Kyle Ebersole holds up a piece of tissue paper to help diffuse the light in the scene. Photo by Danielle Koval.

While the nature of school may remain constant, the environment and attitude of Moonbeam changes every day. And although Sargent is the managing partner and producer of Moonbeam Studios (as well as a co-founder), conflict sometimes bubbles up over who is in charge of what. “A lot of the learning process in Moonbeam is learning to work together,” he says. “Once you learn to do that, you can move forward. Kyle and I are similar. Naturally, we butt heads a lot. If we arrange a project, usually I’m in charge, and usually Dan and Tim [Neumann, the fifth member of Moonbeam] are second in charge. We’ve learned to define roles before we do a film. If there’s ambiguity, there’s fighting. We like to be clear [about] who is in charge of what. You can’t have multiple people in charge of the same thing. It works out really well once you learn to do what you do, because there’s a lot of potential.”

That potential shows when the bands take a break and Sargent and the other Moonbeam members load their videos and photographs into their MacBook Pros. The crowd that has been slowing gathering around the tent starts to hum with energy. Murmurs turn to chatter, and the chatter turns into full-blown conversations.

“Where am I? Where am I?” a short blond girl yells.

“I just want to see our photos!” another girl screams.

Luckily, Moonbeam is operating like a well-oiled machine. Ebersole and Marque are uploading the pictures to flat-screen monitors outside the tent, while Neumann handles pre-orders of videos and Simms sits for a quick break. Sargent is overseeing the operation, smiling again. This is his element. By the end of the day, Moonbeam will have collected $700 in video pre-orders; more money will roll in later in the week from the high-school bands’ picture pre-orders.

The business cards and coupons set out on the table at the beginning of the day are almost gone now, and the crowd has died down to only a handful of people. The crew is laughing, reminiscing over a time Sargent threw a Starburst at a young boy looking at pictures.

“He was looking right at me!” Sargent yells in his defense as he and the group roar with laughter.

The team works together best, Sargent says, when everyone is clear about who's in charge of what aspects of the shoot. Photo by Danielle Koval.

Prospects are looking good for Moonbeam: It won’t always be band competitions and senior pictures, Starburst fights and duct-taped signs, D-SLR video cameras and late-arrival Starbucks. Sargent and the crew hope to make enough money to live off this company’s income and make an imprint in this media-oriented world. “Our long term goal is to make enough money to hire people to take pictures and to do jobs that we don’t want to do,” Sargent says. “We want to make music videos and movies with storylines. We enjoy the creative aspects, which sometimes don’t come out in senior pictures. We like to create as a team, but we have to make money, build our business. We do our best to be creative but our goal is to create our own stuff.”
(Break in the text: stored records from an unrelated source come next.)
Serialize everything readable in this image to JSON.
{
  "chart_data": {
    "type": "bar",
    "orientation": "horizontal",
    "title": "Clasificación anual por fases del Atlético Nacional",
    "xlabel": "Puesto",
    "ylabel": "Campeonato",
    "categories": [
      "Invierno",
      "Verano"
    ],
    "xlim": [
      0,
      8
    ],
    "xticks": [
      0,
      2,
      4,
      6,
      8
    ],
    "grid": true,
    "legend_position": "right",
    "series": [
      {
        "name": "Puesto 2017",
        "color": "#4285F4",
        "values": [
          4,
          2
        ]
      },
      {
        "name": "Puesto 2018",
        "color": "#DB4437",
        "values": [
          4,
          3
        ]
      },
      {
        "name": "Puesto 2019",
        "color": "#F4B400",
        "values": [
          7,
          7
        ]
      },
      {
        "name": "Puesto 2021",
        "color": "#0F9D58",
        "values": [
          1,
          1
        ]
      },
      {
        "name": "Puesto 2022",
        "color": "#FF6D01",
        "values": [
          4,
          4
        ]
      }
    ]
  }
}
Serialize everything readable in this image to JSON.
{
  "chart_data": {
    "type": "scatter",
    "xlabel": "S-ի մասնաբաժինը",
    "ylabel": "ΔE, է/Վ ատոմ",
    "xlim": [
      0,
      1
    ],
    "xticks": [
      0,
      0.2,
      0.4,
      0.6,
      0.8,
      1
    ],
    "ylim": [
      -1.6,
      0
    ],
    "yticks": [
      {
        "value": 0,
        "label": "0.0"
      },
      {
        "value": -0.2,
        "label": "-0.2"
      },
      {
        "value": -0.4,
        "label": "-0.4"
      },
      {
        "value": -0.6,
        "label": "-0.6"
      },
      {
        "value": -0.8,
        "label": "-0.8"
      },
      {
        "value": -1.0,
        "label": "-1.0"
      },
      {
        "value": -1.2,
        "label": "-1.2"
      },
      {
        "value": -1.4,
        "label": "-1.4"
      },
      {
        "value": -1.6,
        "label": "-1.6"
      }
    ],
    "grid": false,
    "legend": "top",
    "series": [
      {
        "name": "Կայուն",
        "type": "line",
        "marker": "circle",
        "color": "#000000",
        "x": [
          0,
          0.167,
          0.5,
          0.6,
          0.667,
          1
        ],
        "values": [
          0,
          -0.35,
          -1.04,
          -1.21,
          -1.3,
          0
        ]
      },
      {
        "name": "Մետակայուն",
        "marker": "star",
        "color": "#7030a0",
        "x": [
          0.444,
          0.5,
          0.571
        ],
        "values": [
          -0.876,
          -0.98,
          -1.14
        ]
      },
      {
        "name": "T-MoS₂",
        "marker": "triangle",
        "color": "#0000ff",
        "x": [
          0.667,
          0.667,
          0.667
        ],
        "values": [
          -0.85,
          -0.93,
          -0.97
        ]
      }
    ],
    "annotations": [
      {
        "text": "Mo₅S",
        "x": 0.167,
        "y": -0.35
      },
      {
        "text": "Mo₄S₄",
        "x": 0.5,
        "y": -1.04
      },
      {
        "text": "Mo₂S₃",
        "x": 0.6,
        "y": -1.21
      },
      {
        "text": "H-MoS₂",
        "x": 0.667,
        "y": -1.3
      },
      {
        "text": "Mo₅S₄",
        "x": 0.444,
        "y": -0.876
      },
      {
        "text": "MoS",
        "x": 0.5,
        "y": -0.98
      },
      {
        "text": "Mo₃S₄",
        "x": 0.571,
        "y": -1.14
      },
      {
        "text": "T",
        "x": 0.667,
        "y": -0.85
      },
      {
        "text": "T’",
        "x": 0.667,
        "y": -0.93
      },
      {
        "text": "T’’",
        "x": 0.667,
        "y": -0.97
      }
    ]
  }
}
But right now, Sargent and the Moonbeam team still have work left to do as another band takes the field. Two Mason faculty members approach the crew and inform them that Mr. Video ended its contract with Mason and will not be doing any of the school’s future band competitions. This is good news for Moonbeam Studios, which could become Mason’s go-to all-purpose media production company.

In the background, Olentangy High School’s marching band takes the field and appears on one of the flat-screen monitors the Moonbeam team has set up on the table. “It is said that every great journey starts with a single step,” echoes the monitor in the tent as a precursor to Olentangy’s show.

Sargent smiles again. Boom: Moonbeam Studios just got a little bigger.